PINELLAS PARK - PINELLAS PARK - State officials today plan to renew a one-year license to Straight Inc. now that the drug and alcohol treatment center has agreed to prohibit clients from restraining each other.
"The policy changes they made are very explicit in that they say no one but adult staff in the program will be permitted to restrain clients, which is what we were after," Ivor Groves, an assistant secretary for the state Department of Health and Rehabilitative Services (HRS), said Tuesday.
Straight officials rewrote the center's client restraint policy after HRS ordered them to do so in a letter mailed Aug. 25. The letter said Florida law prohibits clients from restraining one another, and that the responsibility must lie solely with trained staff.
HRS officials in June denied the center a full license renewal because of concerns about restraining methods, client privacy and records maintenance.

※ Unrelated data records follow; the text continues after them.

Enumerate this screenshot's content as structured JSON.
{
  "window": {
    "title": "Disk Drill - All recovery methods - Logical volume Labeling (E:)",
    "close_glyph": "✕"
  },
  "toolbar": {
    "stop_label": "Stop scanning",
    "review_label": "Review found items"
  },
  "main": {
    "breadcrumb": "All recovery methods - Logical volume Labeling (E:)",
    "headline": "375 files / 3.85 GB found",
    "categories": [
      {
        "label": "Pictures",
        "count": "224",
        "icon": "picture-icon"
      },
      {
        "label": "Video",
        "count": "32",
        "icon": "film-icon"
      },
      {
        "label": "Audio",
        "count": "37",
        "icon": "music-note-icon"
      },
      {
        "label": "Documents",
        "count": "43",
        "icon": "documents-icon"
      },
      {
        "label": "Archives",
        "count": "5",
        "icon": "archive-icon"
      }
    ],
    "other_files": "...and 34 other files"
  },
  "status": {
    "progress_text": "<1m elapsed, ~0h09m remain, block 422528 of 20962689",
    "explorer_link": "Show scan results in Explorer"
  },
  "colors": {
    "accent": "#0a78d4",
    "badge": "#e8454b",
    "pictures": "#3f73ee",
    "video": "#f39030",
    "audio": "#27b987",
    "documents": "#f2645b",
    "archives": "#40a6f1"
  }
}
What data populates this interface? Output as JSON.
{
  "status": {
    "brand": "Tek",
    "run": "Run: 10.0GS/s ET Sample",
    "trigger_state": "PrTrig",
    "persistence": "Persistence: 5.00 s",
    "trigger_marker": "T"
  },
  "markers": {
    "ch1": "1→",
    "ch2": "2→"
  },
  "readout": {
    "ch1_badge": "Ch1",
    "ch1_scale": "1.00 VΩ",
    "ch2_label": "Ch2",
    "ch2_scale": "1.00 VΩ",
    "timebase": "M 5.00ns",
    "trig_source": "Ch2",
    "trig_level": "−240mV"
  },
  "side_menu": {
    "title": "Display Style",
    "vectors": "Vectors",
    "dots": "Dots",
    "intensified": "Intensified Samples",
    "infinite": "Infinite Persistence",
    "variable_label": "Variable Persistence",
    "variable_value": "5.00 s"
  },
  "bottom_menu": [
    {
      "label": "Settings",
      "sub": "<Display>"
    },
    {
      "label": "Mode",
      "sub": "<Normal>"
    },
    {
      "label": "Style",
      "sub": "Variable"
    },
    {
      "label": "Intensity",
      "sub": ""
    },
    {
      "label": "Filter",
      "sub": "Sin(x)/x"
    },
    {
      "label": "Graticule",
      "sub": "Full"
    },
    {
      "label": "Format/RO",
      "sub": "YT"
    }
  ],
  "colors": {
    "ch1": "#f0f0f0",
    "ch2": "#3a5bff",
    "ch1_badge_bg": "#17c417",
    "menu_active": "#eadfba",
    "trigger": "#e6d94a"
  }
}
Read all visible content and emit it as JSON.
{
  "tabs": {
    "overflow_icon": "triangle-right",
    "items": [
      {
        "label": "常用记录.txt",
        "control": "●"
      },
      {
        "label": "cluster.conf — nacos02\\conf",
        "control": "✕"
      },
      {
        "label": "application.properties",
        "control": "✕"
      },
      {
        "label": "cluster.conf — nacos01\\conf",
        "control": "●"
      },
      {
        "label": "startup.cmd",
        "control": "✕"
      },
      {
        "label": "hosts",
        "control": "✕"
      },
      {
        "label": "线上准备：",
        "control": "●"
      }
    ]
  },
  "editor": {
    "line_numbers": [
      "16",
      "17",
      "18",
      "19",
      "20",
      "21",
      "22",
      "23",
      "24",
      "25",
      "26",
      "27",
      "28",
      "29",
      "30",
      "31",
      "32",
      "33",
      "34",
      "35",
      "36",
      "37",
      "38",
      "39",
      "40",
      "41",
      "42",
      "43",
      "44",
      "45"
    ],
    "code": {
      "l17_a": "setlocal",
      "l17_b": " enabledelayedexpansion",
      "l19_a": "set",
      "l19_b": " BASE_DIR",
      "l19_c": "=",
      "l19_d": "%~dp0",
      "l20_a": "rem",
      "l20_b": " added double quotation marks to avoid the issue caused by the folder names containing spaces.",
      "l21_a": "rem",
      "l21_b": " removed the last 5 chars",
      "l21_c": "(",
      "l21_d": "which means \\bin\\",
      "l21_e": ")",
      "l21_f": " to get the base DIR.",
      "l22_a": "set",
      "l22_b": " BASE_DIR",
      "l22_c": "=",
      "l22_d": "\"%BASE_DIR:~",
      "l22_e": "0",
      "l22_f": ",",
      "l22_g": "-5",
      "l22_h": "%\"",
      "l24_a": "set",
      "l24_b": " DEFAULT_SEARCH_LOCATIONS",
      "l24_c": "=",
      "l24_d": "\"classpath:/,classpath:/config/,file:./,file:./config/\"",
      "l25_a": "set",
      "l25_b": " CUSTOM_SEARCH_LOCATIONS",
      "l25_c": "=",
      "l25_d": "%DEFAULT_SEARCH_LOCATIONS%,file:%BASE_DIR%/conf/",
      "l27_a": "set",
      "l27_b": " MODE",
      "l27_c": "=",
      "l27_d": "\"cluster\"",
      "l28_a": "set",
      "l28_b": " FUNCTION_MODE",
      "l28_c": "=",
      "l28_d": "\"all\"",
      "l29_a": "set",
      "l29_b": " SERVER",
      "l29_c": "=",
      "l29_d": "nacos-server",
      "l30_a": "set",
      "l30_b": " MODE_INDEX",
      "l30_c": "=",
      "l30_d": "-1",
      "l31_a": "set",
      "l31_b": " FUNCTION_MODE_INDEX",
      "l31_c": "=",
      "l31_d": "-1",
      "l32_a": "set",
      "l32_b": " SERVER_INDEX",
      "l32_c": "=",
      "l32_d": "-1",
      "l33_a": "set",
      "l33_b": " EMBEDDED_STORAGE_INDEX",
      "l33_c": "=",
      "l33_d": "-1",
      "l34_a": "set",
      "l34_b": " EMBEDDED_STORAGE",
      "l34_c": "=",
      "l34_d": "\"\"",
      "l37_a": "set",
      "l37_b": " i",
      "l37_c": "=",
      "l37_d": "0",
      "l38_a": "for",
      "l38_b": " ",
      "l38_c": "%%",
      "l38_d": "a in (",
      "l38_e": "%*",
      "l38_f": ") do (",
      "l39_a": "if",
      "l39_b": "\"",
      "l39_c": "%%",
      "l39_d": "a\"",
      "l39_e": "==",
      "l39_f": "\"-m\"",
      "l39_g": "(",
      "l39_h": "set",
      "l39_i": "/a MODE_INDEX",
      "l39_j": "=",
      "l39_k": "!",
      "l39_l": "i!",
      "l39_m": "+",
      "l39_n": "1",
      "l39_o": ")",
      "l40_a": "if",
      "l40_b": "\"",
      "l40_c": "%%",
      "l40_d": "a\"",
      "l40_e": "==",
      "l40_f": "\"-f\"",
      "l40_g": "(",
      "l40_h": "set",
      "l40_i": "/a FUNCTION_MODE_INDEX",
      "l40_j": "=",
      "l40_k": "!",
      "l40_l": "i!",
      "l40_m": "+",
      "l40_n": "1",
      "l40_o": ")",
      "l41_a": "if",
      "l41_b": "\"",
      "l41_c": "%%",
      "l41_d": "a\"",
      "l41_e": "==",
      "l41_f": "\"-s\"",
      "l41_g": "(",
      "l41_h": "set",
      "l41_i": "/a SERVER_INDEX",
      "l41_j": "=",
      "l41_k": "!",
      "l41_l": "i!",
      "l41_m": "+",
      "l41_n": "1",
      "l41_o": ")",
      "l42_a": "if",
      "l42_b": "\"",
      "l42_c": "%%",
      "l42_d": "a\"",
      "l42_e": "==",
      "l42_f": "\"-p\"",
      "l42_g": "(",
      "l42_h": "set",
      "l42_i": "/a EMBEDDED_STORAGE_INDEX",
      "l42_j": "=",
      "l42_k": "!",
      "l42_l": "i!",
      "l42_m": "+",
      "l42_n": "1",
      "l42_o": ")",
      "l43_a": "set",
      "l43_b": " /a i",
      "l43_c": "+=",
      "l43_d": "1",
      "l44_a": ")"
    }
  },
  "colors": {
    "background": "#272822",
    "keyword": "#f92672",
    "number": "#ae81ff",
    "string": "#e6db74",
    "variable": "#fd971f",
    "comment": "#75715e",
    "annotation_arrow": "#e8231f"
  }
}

They discovered identical problems at Straight's only other Florida treatment center in Orlando, and both facilities were issued temporary, 90-day operating licenses.
Identical policy revisions were submitted by both centers, officials said.
The Orlando center received its full-term operating license Aug. 31, the day its temporary license expired.
HRS officials plan to renew Straight's Pinellas Park license today when it expires, said HRS spokeswoman Elaine Fulton-Jones. HRS officials usually inspect facilities annually. But the Straight centers will be inspected every three months to make sure the new policies are being followed, she said.
Straight's vice president of operations, Page Peary, couldn't be reached Tuesday, but said in an interview last week that in cases of self-defense, patients will be allowed to restrain one another. Said Groves of HRS: "This is one of those bottom-line issues that isn't negotiable. In any program there may be instances where a client could get physically involved with another client. However, I would expect to see that infrequently. I wouldn't expect to have reports or complaints coming out about those types of activities. "If that happens," he said, HRS again will "have to question the adequacy of Straight's program."